Peppol (Pan-European Public Procurement On-Line) is a global e-invoicing and e-procurement network operating in over 60 countries. In Malaysia, Peppol is governed by MDEC as the appointed Peppol Authority and works alongside LHDN''s MyInvois system. Peppol uses the PINT MY specification built on UBL 2.1 — the same XML standard as MyInvois — enabling businesses to exchange structured invoices, credit notes, and self-billing documents with trading partners worldwide through certified Access Points.
Peppol adoption for B2B transactions in Malaysia is currently voluntary. LHDN recognises Peppol as a valid submission channel for e-invoices, but does not mandate it. MyInvois remains the mandatory domestic e-invoicing system, with Phase 4 (businesses with RM1M–5M turnover) in relaxation until 31 December 2026 and full enforcement from 1 January 2027. However, Peppol is expected to become mandatory or strongly preferred for B2G (business-to-government) procurement, mirroring the approach in Singapore, Australia, and the EU. Many businesses adopt Peppol voluntarily for its cross-border automation and future-proofing benefits.
MyInvois is Malaysia''s domestic e-invoicing platform operated by LHDN for tax compliance — every e-invoice must be validated by LHDN and receive a Unique Identifier Number (UIN). Peppol is an international document exchange network governed by MDEC (locally) and OpenPeppol (globally) that handles the transmission of structured invoices between trading partners'' systems across borders. They are complementary, not competing: your Peppol Access Point can submit invoices to MyInvois for tax validation and then deliver them to your buyer via the Peppol network in a single automated workflow.
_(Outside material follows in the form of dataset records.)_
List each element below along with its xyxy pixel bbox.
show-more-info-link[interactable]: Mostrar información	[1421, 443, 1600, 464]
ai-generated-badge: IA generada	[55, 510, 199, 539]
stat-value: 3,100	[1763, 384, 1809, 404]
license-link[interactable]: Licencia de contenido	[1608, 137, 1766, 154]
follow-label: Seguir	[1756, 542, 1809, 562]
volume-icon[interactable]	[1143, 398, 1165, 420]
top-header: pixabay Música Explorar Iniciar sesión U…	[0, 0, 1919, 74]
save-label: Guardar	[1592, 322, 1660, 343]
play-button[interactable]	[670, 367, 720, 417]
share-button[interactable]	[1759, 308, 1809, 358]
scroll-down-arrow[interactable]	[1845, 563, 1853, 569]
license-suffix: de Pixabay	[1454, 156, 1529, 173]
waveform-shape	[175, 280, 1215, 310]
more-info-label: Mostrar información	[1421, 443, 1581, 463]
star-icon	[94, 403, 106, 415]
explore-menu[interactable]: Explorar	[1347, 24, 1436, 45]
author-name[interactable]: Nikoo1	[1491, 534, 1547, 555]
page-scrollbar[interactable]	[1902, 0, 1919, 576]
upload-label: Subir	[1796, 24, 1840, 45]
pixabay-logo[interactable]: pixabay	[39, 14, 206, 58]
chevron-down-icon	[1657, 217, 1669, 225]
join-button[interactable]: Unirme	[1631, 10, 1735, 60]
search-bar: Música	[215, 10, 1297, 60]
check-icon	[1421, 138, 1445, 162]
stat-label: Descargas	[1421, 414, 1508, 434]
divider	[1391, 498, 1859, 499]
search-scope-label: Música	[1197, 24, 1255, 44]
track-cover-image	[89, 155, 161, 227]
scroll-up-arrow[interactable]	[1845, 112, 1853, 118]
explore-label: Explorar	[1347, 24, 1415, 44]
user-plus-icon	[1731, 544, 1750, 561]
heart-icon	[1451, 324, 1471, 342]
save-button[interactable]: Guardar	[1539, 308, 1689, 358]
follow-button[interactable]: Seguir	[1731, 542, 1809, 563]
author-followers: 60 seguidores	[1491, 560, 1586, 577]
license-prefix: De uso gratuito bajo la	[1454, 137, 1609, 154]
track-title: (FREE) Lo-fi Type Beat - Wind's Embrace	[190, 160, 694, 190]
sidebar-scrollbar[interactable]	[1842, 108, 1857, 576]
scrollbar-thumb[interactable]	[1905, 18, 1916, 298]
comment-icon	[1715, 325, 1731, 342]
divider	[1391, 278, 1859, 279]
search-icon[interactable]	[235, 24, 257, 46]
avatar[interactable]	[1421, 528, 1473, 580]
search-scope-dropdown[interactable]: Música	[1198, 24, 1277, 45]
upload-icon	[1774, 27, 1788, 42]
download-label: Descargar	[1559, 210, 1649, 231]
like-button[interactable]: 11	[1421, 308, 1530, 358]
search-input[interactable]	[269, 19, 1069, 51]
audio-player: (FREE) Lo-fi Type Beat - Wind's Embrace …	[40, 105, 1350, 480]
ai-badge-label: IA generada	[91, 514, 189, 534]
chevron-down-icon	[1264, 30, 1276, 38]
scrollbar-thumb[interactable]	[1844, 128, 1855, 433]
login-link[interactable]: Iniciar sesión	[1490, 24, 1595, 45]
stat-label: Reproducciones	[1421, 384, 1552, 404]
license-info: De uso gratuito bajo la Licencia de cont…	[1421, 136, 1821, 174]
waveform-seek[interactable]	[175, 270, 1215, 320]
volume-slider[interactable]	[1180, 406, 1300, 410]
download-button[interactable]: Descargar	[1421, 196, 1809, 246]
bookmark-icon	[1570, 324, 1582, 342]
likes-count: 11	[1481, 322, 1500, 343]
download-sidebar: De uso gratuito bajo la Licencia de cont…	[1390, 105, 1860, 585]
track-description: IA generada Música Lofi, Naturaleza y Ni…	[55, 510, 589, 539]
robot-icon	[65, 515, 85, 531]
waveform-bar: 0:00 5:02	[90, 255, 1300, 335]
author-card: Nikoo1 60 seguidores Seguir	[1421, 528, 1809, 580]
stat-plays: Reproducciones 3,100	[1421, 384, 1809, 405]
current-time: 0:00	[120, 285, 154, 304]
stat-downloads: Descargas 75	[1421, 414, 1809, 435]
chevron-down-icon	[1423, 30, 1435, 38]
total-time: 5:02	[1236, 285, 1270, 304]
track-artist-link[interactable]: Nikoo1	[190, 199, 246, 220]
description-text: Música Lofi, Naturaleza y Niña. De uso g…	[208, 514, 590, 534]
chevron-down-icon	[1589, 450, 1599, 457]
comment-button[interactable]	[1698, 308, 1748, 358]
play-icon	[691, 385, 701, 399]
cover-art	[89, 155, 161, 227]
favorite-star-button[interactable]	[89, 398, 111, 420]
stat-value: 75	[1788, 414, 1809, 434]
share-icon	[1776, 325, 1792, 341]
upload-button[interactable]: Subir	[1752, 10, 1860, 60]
Registration is a six-step process: (1) confirm your SSM registration is current, (2) choose an MDEC-accredited Peppol Service Provider or Peppol-Ready Service Provider, (3) register your Peppol ID in the format 0230:[SSM number], (4) configure your accounting or ERP system with your provider, (5) test in the Peppol sandbox environment, and (6) go live on the production network. The process typically takes two to six weeks. There is no registration fee from MDEC — costs come from your provider''s service charges.
The Malaysia Digital Economy Corporation (MDEC) is the official Peppol Authority in Malaysia, appointed by OpenPeppol. MDEC certifies Peppol Service Providers (SP), accredits Peppol-Ready Service Providers (PRSP), operates Malaysia''s centralised SMP (Service Metadata Publisher) directory, and coordinates with OpenPeppol on standards and governance. The first 31 SPs and 4 PRSPs were accredited on 16 July 2024, and the ecosystem has grown to over 50 accredited providers as of 2026.
If your business operates purely within Malaysia with no government contracts and no international trading partners, MyInvois compliance is your immediate priority and Peppol is optional. However, Peppol readiness is worth considering even for domestic-only businesses — regional trade digitalisation across ASEAN is accelerating, B2G procurement mandates are expected, and choosing a Peppol-capable vendor for your initial MyInvois implementation means you can activate Peppol later without replacing your entire setup.
More than 50 vendors hold Peppol SP or PRSP accreditation from MDEC, including international providers such as Comarch, Sovos, Finexus, SESAMi, and EDICOM. The full list is published at mdec.my/national-einvoicing/peppol-service-providers and is also available in the OpenPeppol directory at peppol.org/members/peppol-certified-service-providers. Browse and compare Peppol-capable vendors in our directory at /vendors?peppol=true.
PINT MY (Peppol International invoice for Malaysia) is the country-specific Peppol invoice specification built on UBL 2.1. It supports four document types: Invoice, Credit Note, Self-Billing Invoice, and Self-Billing Credit Note. PINT MY handles Malaysian SST (not VAT) and incorporates Bank Negara rounding rules for 5-sen cash transactions. Version 1.2.1 is in production and version 1.3.0 is available for testing. The full specification is published at docs.peppol.eu/poac/my/.